Kayak shows that the Westin Pasadena is pricing at $216 per night, lower than Westin’s $270 per night rate
When I attempt to book this on Expedia, I see that the rate is actually even lower- $187. Westin is charging $234. Kayak sometimes does this- the rates they show may not be correct in absolute terms, but in relative terms they will be (i.e. that Expedia is cheaper than Westin)
You’ll need to make a booking on the Marriott official site first before filing a BRG claim. If approved you’ll receive a choice of either 25% off the matched rate (i.e. US$234) or 5,000 Marriott Points.

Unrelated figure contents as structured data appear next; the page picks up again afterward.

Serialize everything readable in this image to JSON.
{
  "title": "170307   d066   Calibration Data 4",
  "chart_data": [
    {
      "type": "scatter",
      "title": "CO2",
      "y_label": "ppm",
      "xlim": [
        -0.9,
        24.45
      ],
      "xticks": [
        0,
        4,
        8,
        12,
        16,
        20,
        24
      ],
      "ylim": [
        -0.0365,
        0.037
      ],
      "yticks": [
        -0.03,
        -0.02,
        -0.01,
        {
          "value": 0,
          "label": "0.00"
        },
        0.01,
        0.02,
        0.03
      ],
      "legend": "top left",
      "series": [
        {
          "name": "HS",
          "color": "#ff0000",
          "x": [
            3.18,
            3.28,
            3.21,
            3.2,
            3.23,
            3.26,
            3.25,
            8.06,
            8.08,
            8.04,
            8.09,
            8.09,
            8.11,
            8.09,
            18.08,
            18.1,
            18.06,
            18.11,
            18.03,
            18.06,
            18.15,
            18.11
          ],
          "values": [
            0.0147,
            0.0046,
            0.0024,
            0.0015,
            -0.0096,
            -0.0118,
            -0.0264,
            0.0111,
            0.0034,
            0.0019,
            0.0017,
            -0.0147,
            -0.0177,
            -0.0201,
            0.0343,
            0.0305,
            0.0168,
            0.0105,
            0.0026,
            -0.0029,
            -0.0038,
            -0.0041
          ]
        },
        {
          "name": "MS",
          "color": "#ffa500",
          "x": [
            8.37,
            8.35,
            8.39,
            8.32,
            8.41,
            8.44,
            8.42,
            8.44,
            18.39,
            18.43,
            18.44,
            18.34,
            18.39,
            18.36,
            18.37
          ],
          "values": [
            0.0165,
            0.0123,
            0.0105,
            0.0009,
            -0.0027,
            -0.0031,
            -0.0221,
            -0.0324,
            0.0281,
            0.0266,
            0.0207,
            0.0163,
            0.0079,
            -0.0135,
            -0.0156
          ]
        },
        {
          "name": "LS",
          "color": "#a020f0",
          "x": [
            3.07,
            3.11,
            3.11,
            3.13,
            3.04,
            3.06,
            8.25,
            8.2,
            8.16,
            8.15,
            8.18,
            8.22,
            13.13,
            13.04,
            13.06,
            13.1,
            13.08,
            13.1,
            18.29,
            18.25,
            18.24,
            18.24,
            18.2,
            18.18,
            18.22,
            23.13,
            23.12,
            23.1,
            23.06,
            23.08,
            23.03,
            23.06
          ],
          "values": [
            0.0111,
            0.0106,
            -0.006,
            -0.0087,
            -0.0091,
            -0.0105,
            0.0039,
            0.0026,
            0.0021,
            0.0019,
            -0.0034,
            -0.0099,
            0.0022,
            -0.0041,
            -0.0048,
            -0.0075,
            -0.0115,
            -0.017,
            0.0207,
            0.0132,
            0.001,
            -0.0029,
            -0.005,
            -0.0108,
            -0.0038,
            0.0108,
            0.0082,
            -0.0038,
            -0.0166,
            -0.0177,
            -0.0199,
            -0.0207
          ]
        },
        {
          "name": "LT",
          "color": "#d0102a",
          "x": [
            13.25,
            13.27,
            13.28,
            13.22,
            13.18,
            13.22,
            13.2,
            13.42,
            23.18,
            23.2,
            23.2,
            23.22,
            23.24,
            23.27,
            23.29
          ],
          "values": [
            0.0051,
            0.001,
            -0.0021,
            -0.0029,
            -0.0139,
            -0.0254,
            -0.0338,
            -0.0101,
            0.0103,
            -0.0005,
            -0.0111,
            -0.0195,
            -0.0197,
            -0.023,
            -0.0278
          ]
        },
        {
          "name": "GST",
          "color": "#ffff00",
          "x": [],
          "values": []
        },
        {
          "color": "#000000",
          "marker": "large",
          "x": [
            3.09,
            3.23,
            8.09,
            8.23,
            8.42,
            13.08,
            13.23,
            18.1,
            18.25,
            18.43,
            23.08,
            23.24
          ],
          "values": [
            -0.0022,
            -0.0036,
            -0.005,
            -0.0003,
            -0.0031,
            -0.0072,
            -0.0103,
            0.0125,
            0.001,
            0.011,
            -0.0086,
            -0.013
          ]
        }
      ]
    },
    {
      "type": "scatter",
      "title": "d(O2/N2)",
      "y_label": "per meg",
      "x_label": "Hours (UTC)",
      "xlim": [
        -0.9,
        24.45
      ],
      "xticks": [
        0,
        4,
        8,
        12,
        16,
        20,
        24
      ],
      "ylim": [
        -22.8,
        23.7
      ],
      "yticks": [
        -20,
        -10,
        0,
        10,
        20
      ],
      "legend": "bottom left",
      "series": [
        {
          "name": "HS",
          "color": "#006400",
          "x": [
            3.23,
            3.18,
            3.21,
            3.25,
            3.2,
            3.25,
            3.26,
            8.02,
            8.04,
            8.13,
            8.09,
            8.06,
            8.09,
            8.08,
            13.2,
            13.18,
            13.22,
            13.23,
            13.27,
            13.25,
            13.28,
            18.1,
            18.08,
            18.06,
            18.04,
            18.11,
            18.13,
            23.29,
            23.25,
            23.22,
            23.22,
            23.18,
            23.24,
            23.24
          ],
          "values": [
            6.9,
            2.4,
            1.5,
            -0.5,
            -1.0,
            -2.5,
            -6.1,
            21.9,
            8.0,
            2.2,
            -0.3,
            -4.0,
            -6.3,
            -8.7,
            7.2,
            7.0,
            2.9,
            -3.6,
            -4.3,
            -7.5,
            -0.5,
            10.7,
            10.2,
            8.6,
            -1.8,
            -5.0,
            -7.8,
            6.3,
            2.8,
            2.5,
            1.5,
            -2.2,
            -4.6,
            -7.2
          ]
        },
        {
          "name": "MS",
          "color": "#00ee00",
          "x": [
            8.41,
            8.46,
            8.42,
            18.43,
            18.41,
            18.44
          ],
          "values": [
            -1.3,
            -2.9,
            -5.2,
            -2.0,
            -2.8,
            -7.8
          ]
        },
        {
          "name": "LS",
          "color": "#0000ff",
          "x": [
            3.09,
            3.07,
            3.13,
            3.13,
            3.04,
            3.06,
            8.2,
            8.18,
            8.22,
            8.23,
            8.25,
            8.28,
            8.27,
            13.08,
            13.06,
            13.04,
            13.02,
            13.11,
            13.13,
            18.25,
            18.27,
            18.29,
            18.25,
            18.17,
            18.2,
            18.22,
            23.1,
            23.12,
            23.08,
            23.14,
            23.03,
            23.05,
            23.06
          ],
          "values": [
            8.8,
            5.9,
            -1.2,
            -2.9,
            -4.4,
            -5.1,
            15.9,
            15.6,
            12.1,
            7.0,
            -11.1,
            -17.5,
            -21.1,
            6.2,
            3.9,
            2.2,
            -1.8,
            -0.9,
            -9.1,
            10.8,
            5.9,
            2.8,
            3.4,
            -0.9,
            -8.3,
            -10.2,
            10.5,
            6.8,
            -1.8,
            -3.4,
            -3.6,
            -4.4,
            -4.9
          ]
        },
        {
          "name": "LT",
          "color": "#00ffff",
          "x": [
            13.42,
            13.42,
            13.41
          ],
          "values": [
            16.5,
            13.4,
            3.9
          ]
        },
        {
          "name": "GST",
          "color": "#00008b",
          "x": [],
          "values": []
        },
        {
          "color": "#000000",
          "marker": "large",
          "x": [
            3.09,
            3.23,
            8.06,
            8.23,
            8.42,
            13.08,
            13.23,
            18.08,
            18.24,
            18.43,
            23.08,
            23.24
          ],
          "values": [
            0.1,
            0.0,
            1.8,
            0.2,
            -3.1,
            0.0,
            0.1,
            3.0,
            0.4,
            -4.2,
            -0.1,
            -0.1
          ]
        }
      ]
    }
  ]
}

The competing rate must be on a publicly-available site. In other words, you can’t BRG a rate that is only available to members, or requires paying some sort of membership fee, or requires logging in. Hotels.com, Expedia, Booking.com and the like should be fine. Moreover, the competing rate must be available for instant confirmation.
Other things to note
With the exception of Hilton, all the other hotel chains require that you hold a confirmed booking via the official site before you file a BRG. The BRG must be filed within 24 hours of booking.
The issue is: a BRG is never a sure thing. The competing rate may disappear in the time it takes someone at the hotel to review your claim. The hotel may find (sometimes arbitrary) reasons to reject your claim. I’ll say in the majority of cases, a legitimately-found BRG claim will be honored, but there’s always a bit of uncertainty.
Why this matters is because if you intend to BRG a non-cancellable rate, you run the risk that your claim is rejected and you’re stuck with the hotel’s higher rate. Therefore I’d advise you only to BRG flexible rates, because you can cancel your booking if your claim is rejected. However, flexible rates tend to be more expensive than non-refundable ones.
Assuming you can live with all that, BRGs are great ways of enjoying the best of both worlds- the (sometimes) lower pricing of OTAs, and the opportunity to earn elite points and credit from booking via the official website.